Generally, there’s more of a contrast in temperature between the Atlantic and Pacific ocean basins during an El Niño year — the weather pattern heats up the eastern tropical Pacific while the Atlantic stays relatively cool.  But 2023 has seen record-breaking ocean temperatures in the North Atlantic Ocean and in the Gulf of Mexico (SN: 6/15/23). While the El Niño-warmed Pacific is about 1.5 degrees Celsius above normal, parts of the Atlantic are 1 to 3 degrees C above normal.

“Temperature contrasts drive jets,” Truchelut says, “and the lack of this contrast is likely responsible for the missing shear.”

The extremely warm waters of the Atlantic and the Gulf of Mexico set the stage — all the storms needed was a window of time with favorable wind conditions, says John Kaplan, a hurricane modeler with the U.S. National Oceanographic and Atmospheric Administration’s Atlantic Oceanographic and Meteorological Laboratory, based in Miami.  “What it really comes down to is whether the conditions for rapid intensification are favorable for even a short period of time,” he says. “If there’s a window — even if not a very long one — the system can take advantage of it. That was the case for both Lee and Idalia.”

More storms are rapidly intensifying as Earth warms

It certainly feels like most of the hurricanes in recent years are rapidly intensifying (SN: 8/27/20). But is that a true trend? And if it is, is it linked to climate change?

Studies suggest that it’s not just anecdotal. In August, researchers reported that the yearly number of tropical storms around the globe that rapidly intensified just offshore (within 400 kilometers of land) increased by about three a decade over the last 40 years, from fewer than five per year in the 1980s to about 15 per year by 2020.

Open-ocean storms, spinning far out in the big blue, showed no discernible trend, the team found. But that’s perhaps not wholly reassuring, as it’s the storms closer to shore that are most threatening to coastal populations. And a 2021 study reported that tropical cyclones have been migrating closer to the coasts since 1982.

In 2019, another team focused on observational records of wind-speed changes over 24-hour increments. Based on those data, the researchers found that episodes of rapid intensification in tropical storms tripled from 1982 to 2009. Using climate simulations, the team researchers determined that the rapid intensification trend was strongly linked to anthropogenic human-caused climate change.

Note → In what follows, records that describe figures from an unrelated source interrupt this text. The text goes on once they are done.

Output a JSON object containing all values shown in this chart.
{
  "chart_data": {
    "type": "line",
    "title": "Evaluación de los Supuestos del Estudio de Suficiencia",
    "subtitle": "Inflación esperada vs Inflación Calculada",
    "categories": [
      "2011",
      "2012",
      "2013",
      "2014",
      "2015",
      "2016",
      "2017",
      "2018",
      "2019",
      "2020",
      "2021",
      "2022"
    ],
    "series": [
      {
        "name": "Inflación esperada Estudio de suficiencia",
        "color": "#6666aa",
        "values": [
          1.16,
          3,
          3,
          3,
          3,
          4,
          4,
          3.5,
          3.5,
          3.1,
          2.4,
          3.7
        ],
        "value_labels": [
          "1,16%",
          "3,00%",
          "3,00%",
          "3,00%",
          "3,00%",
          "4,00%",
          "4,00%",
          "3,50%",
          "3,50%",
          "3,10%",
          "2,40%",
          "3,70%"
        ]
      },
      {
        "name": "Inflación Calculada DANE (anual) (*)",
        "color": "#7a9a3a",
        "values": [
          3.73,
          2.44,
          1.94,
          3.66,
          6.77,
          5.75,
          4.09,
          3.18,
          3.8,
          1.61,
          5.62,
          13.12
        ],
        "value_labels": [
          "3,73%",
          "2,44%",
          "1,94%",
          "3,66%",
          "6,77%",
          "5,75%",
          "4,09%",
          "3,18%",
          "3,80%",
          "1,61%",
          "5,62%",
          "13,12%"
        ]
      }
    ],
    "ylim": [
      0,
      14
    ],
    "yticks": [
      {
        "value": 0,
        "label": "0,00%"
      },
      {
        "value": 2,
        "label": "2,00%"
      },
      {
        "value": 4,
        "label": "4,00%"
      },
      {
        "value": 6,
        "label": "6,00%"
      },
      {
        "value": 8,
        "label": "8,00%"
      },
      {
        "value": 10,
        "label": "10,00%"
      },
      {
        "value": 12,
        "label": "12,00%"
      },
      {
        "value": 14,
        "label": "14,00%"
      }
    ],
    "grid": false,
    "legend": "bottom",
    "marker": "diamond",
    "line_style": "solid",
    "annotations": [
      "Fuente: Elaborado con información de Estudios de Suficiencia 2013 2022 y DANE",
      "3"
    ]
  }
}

Truchelut notes that the same team authored a 2022 study that further supported an upward trend over the last few decades, determining that a larger proportion of tropical cyclones are now undergoing rapid intensification at some point in their life cycle.

Regional and local weather patterns — such as more frequent La Niña events (the flipside of the El Niño-Southern Oscillation pattern) — “could dampen rapid intensification trends locally,” Truchelut says. “But there is strong objective evidence that anthropogenic global warming is driving increased proportions of tropical cyclones to undergo rapid intensification worldwide.”

Klotzbach and colleagues, meanwhile, found another fingerprint of climate change in the rapid intensification of cyclones. The researchers reported in 2022 that the increase in global sea surface temperatures correlate well with an increase in the potential intensity of tropical cyclones around the world — essentially, just how strong the winds are capable of becoming — over the last 30 years. That observed increase was particularly apparent for the most monstrous storms — those whose wind speeds increased by a whopping 93 kph (57 mph) in a single day.

Despite the fury of Lee and Jova, their threat has largely fizzled. Hurricane Lee downgraded to a Category 3 by September 12 and curved northward; however, it’s also tripled in size, threatening Bermuda with tropical storm force winds. Hurricane Jova, meanwhile, ultimately spun harmlessly in the Pacific before weakening.

But with the hurricane season only half over, there’s still time for all that hot water to fuel the next big ones.